Hello, hello! Today’s the first day of October and you know what that means: time to start on ‘A Night in the Lonesome October’. And so we have the first chapter… and the prologue which I forgot about.
So to start off, we have the prologue. And I must say, the prologue is a truly excellent introduction to the story. Especially since it’s only a solid two pages in total. Yet it manages to tell a reader just about everything they need to know. By the end, you know Snuff is the protagonist mostly as a supporting role to Jack. You learn Snuff is a dog and come to understand the perspective the story is written in will be slightly different from usual. But you also come to understand that he isn’t just a dog; both in the sense that he’s large and threatening enough to intimidate a ‘professional’ guard dog and the knowledge that he wasn’t always a dog. Through incidental narration, you’re also told a fair amount about Jack since you know he has both a knife and wand that are important, the latter particularly since it tells you the plot will be involved with the mystical and the occult. You learn the setting is London, though admittedly time period is still a bit vague. And perhaps most critically, the mention of other people performing the same kind of graverobbings tells you this isn’t isolated to just Jack’s goals; there is something more going on that involves more than one group arrayed against each other. All in all: short, sweet, and sets the stage with an incredible economy of words.
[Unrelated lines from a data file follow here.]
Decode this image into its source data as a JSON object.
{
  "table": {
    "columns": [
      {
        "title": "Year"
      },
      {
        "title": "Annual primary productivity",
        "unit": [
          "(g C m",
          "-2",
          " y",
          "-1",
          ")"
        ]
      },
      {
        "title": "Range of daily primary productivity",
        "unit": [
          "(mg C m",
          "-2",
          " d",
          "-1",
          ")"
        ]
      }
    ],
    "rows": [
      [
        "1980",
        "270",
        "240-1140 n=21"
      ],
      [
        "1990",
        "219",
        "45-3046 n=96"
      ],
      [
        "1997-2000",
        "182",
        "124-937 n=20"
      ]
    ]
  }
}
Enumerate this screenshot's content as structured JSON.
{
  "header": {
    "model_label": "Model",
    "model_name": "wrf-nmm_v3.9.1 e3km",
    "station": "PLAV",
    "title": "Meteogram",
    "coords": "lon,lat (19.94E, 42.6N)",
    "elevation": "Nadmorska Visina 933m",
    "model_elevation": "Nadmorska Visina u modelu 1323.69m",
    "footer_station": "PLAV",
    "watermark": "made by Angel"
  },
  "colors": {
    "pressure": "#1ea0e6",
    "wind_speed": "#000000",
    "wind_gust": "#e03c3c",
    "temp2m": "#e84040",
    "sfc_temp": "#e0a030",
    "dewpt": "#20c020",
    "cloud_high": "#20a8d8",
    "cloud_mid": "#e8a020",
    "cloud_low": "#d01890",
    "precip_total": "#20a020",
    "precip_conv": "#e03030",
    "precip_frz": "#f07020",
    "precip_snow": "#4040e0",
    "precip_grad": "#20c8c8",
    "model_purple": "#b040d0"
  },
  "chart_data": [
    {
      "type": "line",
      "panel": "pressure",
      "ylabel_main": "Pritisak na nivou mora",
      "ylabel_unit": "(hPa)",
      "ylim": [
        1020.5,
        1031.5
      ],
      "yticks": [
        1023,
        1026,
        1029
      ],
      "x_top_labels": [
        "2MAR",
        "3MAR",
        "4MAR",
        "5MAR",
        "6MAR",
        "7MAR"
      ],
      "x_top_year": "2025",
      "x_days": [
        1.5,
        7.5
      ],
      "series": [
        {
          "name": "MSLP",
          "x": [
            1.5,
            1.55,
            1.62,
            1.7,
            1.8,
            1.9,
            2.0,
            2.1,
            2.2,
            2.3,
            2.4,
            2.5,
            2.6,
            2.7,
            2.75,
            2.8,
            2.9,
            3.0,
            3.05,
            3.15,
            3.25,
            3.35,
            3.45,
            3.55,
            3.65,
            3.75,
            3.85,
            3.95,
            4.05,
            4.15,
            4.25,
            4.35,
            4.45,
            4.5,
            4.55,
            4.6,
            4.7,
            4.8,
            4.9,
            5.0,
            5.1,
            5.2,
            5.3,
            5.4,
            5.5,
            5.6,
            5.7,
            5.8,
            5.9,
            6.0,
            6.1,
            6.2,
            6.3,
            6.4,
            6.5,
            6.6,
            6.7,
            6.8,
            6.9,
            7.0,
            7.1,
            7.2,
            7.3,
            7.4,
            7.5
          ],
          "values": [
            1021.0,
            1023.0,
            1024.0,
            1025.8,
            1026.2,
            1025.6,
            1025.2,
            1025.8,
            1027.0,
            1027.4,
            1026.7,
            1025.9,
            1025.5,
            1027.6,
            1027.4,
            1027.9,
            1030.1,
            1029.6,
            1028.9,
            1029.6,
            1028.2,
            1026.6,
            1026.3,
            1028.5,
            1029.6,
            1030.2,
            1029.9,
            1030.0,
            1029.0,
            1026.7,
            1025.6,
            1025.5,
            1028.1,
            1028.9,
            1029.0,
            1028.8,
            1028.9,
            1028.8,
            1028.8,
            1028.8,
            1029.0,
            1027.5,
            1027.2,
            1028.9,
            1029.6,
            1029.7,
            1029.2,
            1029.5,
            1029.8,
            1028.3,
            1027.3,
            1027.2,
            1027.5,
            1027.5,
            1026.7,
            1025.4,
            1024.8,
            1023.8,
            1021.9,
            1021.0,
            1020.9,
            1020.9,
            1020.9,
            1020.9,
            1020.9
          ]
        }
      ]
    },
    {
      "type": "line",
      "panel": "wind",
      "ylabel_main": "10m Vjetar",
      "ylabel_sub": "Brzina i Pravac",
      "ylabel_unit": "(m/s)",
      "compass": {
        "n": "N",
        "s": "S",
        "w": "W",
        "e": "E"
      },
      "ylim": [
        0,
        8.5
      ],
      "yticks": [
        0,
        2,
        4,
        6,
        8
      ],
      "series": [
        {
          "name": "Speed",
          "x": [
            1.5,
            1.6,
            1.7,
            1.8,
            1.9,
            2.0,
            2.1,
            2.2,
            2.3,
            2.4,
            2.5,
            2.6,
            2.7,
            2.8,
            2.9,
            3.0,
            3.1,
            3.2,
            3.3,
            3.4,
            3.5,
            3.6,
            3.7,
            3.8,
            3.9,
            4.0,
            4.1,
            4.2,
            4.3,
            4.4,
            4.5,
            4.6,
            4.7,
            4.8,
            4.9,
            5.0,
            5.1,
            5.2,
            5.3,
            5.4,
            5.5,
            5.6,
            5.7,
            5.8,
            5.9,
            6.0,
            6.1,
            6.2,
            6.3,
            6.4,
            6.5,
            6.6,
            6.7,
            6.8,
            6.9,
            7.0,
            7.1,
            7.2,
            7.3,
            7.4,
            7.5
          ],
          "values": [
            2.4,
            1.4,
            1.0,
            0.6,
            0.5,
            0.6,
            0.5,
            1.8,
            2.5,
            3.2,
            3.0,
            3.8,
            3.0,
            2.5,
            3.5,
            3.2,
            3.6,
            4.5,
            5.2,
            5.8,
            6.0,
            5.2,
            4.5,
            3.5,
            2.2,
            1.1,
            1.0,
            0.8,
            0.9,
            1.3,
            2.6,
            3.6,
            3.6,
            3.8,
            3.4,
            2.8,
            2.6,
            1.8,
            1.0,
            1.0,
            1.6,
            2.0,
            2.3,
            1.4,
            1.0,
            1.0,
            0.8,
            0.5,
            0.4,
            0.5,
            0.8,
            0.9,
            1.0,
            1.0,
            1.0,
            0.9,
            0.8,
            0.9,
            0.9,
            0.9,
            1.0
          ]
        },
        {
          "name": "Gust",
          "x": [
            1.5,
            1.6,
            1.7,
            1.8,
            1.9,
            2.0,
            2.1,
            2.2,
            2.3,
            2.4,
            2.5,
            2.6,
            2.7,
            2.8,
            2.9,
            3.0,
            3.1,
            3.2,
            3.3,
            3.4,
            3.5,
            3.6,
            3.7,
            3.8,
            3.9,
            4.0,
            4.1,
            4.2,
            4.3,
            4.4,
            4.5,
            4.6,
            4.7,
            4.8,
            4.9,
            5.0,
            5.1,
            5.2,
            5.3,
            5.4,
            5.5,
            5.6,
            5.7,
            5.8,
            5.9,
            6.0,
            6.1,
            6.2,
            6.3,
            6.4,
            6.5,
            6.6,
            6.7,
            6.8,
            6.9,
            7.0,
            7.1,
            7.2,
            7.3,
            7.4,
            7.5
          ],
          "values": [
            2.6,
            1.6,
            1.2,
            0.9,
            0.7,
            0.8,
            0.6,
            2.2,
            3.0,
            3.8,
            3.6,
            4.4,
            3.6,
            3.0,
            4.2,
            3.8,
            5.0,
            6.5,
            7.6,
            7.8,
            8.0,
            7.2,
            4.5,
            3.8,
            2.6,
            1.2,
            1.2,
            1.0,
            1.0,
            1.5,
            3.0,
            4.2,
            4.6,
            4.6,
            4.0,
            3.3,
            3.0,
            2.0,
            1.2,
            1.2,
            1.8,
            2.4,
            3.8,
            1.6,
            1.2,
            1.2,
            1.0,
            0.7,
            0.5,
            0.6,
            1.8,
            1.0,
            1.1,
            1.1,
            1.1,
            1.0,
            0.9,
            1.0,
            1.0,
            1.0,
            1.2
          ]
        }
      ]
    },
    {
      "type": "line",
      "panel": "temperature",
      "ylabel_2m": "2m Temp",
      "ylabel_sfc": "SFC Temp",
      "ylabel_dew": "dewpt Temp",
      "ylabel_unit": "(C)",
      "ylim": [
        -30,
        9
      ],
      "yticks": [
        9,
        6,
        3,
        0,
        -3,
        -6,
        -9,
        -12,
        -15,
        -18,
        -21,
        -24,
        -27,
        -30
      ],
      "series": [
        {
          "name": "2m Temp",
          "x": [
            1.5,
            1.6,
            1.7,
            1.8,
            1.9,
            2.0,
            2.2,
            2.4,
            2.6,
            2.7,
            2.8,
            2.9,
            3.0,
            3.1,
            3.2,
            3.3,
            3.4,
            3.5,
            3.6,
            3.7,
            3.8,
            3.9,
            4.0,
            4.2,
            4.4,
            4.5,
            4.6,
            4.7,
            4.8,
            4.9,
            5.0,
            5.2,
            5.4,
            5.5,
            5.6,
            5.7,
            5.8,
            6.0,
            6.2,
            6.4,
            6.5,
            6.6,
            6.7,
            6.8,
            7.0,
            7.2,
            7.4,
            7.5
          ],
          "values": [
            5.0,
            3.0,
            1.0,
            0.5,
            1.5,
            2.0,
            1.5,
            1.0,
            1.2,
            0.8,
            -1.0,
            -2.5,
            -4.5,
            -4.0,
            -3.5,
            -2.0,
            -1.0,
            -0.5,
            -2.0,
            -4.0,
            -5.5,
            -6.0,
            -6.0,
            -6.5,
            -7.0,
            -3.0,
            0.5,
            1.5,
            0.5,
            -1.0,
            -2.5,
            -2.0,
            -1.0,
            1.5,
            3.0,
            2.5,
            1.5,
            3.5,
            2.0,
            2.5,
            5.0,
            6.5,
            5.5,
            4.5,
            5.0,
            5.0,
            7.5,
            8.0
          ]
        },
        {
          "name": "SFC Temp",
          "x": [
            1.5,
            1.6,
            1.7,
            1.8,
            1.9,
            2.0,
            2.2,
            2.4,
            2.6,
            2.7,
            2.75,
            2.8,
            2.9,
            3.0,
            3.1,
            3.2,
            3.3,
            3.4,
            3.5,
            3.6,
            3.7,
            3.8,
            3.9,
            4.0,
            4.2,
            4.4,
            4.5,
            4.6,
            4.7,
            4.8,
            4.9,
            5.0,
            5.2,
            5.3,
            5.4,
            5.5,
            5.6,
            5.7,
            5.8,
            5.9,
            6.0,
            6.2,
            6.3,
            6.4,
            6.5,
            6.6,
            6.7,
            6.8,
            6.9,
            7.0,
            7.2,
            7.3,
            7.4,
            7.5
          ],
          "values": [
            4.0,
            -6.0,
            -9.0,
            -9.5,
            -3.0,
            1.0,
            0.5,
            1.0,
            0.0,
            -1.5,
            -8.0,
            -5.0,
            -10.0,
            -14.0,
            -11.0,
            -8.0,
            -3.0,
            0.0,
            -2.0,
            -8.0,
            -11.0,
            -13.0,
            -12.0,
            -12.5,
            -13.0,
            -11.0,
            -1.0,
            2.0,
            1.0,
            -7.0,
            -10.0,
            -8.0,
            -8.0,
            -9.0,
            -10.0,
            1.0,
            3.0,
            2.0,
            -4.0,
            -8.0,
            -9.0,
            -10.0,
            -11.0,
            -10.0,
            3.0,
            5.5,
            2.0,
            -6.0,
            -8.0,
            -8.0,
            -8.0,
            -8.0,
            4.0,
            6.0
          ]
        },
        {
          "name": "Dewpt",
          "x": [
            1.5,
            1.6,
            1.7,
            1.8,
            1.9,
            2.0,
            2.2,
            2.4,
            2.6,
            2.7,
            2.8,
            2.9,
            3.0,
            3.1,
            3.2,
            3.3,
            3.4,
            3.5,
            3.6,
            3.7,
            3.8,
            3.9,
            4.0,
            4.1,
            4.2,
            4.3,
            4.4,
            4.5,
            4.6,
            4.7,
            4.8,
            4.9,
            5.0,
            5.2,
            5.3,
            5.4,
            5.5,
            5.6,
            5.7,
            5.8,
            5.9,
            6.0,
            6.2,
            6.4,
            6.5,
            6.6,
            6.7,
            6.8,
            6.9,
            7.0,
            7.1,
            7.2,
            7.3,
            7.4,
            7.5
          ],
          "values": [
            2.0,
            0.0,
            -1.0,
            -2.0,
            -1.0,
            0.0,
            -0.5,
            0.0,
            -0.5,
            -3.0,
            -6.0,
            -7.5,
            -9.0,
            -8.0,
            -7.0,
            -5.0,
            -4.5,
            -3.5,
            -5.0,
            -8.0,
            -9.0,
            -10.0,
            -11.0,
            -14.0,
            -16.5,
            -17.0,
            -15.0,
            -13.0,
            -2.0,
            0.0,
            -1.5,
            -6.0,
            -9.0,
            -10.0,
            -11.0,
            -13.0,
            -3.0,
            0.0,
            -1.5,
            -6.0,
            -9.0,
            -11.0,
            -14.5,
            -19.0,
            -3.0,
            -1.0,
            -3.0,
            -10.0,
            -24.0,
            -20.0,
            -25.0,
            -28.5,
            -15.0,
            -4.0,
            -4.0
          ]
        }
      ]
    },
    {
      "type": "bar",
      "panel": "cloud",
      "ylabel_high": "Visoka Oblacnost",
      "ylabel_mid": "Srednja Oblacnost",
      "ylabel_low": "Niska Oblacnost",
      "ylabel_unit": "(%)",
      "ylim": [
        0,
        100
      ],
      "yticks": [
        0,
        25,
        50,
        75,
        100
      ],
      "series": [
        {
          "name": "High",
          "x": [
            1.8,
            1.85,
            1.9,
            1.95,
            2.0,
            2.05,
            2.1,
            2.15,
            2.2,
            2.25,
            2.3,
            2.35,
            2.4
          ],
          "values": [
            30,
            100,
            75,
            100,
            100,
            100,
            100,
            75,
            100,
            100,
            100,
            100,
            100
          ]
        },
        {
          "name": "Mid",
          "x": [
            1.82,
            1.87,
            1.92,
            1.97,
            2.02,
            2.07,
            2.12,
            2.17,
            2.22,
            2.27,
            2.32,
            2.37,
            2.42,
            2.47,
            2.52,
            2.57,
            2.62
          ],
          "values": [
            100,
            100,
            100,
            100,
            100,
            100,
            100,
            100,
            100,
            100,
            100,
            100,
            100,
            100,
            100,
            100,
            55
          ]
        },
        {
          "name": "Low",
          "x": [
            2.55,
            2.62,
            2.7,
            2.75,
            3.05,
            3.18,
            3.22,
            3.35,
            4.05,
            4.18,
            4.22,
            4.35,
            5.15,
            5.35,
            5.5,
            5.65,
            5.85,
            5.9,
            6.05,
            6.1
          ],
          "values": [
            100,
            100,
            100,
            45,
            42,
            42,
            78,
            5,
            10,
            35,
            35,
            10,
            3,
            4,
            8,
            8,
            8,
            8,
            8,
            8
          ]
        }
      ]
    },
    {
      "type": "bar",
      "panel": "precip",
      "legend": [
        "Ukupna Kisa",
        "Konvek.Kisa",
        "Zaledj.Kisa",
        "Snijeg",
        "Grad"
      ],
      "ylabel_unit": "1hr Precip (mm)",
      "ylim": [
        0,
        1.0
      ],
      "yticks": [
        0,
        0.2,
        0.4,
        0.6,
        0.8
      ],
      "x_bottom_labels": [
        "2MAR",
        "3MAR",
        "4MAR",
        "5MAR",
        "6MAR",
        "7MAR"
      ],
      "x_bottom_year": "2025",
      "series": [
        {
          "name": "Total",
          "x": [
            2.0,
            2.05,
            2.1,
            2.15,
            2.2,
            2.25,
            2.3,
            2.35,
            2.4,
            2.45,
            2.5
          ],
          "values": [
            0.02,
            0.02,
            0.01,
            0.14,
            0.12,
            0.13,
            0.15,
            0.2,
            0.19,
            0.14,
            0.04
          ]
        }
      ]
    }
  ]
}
Then on he other hand we have Night 1 which serves as another example of excellent economy of words, albeit in a slower, subtler sense. It’s also about two pages — I think even a little shorter than the prologue — but it doesn’t tell you quite as much. Rather, it serves to show you a good deal about who Snuff is as a person. Or dog as the case may be. It’s a snippet of his routine, establishes a familiar touchstone for something that he will be doing over the rest of the story whether it’s mentioned or not. But it also shows off his reliability and experience. We don’t know what the Things really are, but they’re described enough for a reader to know they aren’t anything from this world. They’re smart enough to talk, uncanny enough to shapeshift, and mystical enough that they can be contained in the likes of (implicitly) magic circles and mirrors. Then, to contrast this, we have Snuff. He responds to these monsters in a very mundane manner, by either intimidating them into submission — which again reaffirms his relative strength since the Things are afraid of him and he’s confident he can handle them as long as it’s not all at once — or brushing their threats and temptations aside like it’s idle conversation. Which shows he’s an old hand. These kind of monsters are everyday to him. He’s seen similar things before, probably fought similar things before given his confidence, and they simply don’t scare him. He goes through his routine and makes sure everything is where it should be because that’s his job. He’s a watchdog and he watches.